2018 ESA Annual Meeting (August 5 -- 10)

COS 17-9 - Effects of habitat fragmentation on plant recruitment patterns

Monday, August 6, 2018: 4:20 PM
355, New Orleans Ernest N. Morial Convention Center
Christopher Warneke, Program in Ecology, Evolutionary Biology, and Behavior, Michigan State University, East Lansing, MI and Lars Brudvig, Plant Biology, Michigan State University, East Lansing, MI
Background/Question/Methods

Habitat fragmentation and loss can alter population dynamics, but understanding of how this plays out demographically remains incomplete for many taxa, and particularly for plants. A more mechanistic understanding of how fragmentation affects plant populations will require consideration of how particular landscape changes that accompany habitat loss and fragmentation influence key demographic rates, such as rates of recruitment. Here, we focus on how three factors associated with fragmentation (edge effects, patch isolation, patch edge:area) impact patterns of recruitment in two perennial forbs and two perennial grasses. Our work occurred within seven replicated, experimentally-fragmented landscapes. All habitat patches within each landscape have equal area and differ only in isolation (one is connected to a core area) and edge:area (high edge vs. low). We outplanted individuals of each study species at four distances from the edge, enabling examination of edge effects. We counted the number of recruits around 251 founder individuals of each of our species eight years post-introduction, to examine how our fragmentation factors impact long-term recruitment patterns. Our questions were: How is recruitment affected by: (1) edge proximity? (2) patch connectivity? (3) patch edge:area?
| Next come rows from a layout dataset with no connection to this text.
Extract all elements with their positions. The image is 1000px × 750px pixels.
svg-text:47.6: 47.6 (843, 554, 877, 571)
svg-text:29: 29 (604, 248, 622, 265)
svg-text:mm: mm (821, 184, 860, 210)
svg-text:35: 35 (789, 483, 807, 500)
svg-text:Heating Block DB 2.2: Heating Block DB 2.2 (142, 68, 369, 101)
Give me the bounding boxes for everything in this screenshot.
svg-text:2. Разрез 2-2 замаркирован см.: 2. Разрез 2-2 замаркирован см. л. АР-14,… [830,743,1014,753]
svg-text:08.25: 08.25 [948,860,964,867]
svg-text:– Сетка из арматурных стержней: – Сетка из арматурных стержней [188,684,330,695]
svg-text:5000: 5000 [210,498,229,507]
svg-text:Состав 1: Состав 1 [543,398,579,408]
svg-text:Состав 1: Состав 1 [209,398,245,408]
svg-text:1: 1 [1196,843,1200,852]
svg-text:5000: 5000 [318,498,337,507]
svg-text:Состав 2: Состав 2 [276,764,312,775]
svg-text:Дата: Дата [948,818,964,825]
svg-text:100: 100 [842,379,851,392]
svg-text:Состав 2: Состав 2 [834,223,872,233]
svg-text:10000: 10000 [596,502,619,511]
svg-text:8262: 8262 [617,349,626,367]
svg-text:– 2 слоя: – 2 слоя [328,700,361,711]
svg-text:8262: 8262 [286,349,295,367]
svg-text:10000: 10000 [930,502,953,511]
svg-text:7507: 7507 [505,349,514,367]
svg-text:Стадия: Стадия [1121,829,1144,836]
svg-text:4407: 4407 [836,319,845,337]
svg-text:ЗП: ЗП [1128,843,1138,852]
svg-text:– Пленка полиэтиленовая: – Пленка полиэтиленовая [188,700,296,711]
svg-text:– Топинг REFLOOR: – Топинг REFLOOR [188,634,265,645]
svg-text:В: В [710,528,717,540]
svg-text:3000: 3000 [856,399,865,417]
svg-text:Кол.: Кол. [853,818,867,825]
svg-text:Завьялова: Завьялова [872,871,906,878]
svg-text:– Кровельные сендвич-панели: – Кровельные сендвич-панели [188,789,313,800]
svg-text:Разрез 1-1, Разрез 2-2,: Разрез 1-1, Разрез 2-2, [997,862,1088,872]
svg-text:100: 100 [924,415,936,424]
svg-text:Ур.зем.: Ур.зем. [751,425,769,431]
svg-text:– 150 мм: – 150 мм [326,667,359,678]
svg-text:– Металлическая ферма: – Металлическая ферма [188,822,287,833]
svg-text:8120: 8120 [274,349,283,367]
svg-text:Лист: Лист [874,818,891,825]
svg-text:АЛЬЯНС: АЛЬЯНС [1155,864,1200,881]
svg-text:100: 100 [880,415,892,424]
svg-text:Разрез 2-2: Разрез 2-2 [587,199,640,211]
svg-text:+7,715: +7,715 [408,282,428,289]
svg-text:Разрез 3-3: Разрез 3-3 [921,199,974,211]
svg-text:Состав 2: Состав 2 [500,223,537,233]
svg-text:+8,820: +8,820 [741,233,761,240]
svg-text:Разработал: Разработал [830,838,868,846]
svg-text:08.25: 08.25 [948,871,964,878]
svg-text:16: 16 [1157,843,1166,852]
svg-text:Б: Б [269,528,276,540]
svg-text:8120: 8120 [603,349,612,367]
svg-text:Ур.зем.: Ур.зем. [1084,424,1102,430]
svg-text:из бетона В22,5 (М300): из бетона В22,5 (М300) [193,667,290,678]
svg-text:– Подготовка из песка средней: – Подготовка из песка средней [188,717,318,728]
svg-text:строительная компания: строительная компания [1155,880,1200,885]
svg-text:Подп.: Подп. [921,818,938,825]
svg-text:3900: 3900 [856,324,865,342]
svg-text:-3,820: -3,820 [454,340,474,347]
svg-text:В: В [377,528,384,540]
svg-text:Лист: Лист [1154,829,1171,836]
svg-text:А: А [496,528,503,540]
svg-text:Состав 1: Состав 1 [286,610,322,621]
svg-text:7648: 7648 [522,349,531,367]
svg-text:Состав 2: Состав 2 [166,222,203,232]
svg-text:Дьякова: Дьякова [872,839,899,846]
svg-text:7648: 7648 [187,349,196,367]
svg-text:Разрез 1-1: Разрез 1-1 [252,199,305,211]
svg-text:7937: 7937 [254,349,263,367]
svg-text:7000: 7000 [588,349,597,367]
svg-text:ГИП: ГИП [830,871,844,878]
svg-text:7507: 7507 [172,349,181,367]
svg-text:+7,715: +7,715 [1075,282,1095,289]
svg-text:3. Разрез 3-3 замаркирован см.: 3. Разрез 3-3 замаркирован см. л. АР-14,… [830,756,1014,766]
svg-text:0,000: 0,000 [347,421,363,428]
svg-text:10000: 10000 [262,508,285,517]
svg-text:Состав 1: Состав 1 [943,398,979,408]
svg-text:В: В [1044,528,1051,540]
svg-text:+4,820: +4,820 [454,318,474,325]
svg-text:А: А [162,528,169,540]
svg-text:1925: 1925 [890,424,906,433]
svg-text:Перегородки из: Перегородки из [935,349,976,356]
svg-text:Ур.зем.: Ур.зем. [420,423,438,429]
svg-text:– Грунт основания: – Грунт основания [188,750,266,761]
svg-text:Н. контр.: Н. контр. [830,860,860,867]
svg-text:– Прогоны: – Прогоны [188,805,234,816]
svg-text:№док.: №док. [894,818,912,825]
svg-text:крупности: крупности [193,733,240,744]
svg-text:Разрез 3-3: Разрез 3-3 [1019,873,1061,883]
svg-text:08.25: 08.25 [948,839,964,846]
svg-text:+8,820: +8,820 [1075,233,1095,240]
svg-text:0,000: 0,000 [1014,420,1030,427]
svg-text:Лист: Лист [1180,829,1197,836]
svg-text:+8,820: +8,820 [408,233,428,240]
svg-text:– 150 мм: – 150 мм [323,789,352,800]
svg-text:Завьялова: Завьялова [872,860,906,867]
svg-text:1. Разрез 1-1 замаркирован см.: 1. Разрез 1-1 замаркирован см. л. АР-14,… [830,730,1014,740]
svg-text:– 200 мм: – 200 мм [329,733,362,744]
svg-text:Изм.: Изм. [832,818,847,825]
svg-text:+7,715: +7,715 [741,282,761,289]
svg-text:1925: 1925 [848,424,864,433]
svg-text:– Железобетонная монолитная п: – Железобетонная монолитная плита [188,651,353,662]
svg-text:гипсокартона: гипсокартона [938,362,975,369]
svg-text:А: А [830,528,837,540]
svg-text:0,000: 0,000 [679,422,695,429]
We predicted less population growth under more fragmented conditions (near edges, in isolated patches, in high edge:area patches).

Results/Conclusions

(1) For one species, there were significantly more recruits at the edge of patches. For two species, there was a non-significant trend towards more recruits at the edge, while for the remaining species, there was a trend of more recruits far from edges. (2) Interestingly, three species had significantly or marginally significantly more recruits in isolated patches, while the fourth species had the opposite trend. (3) There was a trend in all four species towards fewer recruits in low edge:area ratio patches; this trend was statistically significant for two of the four. Overall, our findings generally differed from our predictions that the more fragmented conditions should have fewer recruits, though it is clear from our results that there are landscape-scale impacts of fragmentation on plant recruitment. Our results emphasize the need for additional research in understanding how and why population dynamics are altered in ecological systems with varying levels of fragmentation.